Answer:Therefore, the expression can be written as q(x) = 3x^2 - x + 1 + 123/(x - 1).
Step-by-step explanation:To use synthetic division, we will divide the polynomial 3x^3 + 2x^2 + 113x^3 + 2x^2 + 11 by the polynomial x + 1.
1. Write the coefficients of the polynomial in descending order: 3, 2, 113, 2, 11.
2. Write the divisor in the form (x + a), where a is the opposite of the constant term: x + (-1) = x - 1.
3. Set up the synthetic division table, with the coefficients of the polynomial as the first row and the divisor as the second row:
-1 | 3 2 113 2 11
4. Bring down the first coefficient (3) and multiply it by the divisor's constant term (-1). Write the result (3) in the next row:
-1 | 3 2 113 2 11
-3
5. Add the two numbers in the second row to get the next term (2 + (-3) = -1). Write it in the next row:
-1 | 3 2 113 2 11
-3 -1
6. Multiply the constant term of the divisor (-1) by the result in the second row (-1). Write the result (1) in the next row:
-1 | 3 2 113 2 11
-3 -1 1
7. Add the two numbers in the third row to get the next term (113 + 1 = 114). Write it in the next row:
-1 | 3 2 113 2 11
-3 -1 1 114
8. Repeat the process with the next term (2):
-1 | 3 2 113 2 11
-3 -1 1 114 112
9. Finally, add the two numbers in the last row to get the remainder (11 + 112 = 123):
-1 | 3 2 113 2 11
-3 -1 1 114 112
123
The result of the division is:
3x^2 - x + 1 with a remainder of 123.
Therefore, the expression can be written as q(x) = 3x^2 - x + 1 + 123/(x - 1).To use synthetic division, we will divide the polynomial 3x^3 + 2x^2 + 113x^3 + 2x^2 + 11 by the polynomial x + 1.
1. Write the coefficients of the polynomial in descending order: 3, 2, 113, 2, 11.
2. Write the divisor in the form (x + a), where a is the opposite of the constant term: x + (-1) = x - 1.

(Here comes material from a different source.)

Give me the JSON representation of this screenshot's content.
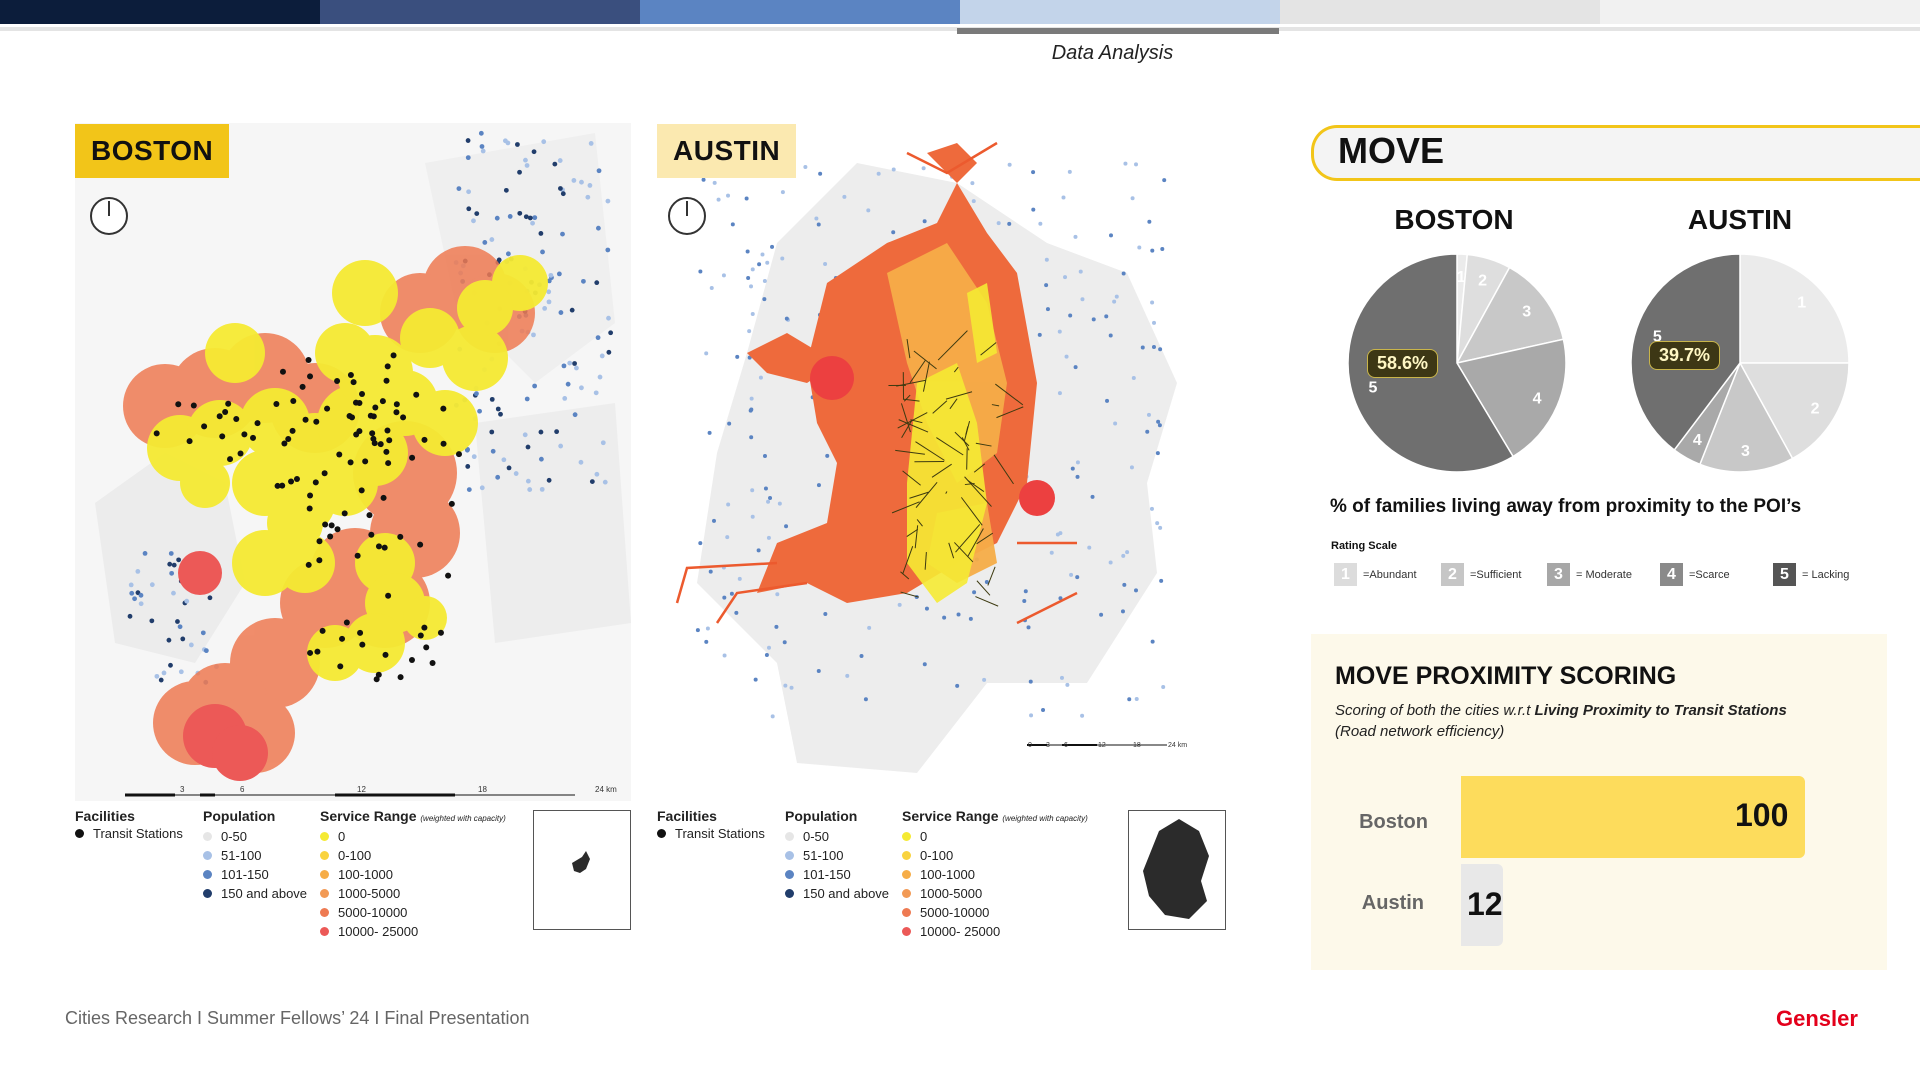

3. Set up the synthetic division table, with the coefficients of the polynomial as the first row and the divisor as the second row:
-1 | 3 2 113 2 11
4. Bring down the first coefficient (3) and multiply it by the divisor's constant term (-1). Write the result (3) in the next row:
-1 | 3 2 113 2 11
-3
5. Add the two numbers in the second row to get the next term (2 + (-3) = -1). Write it in the next row:
-1 | 3 2 113 2 11
-3 -1
6. Multiply the constant term of the divisor (-1) by the result in the second row (-1). Write the result (1) in the next row:
-1 | 3 2 113 2 11
-3 -1 1
7. Add the two numbers in the third row to get the next term (113 + 1 = 114). Write it in the next row:
-1 | 3 2 113 2 11
-3 -1 1 114
8. Repeat the process with the next term (2):
-1 | 3 2 113 2 11
-3 -1 1 114 112
9. Finally, add the two numbers in the last row to get the remainder (11 + 112 = 123):
-1 | 3 2 113 2 11
-3 -1 1 114 112
123
The result of the division is:
3x^2 - x + 1 with a remainder of 123.
Therefore, the expression can be written as q(x) = 3x^2 - x + 1 + 123/(x - 1).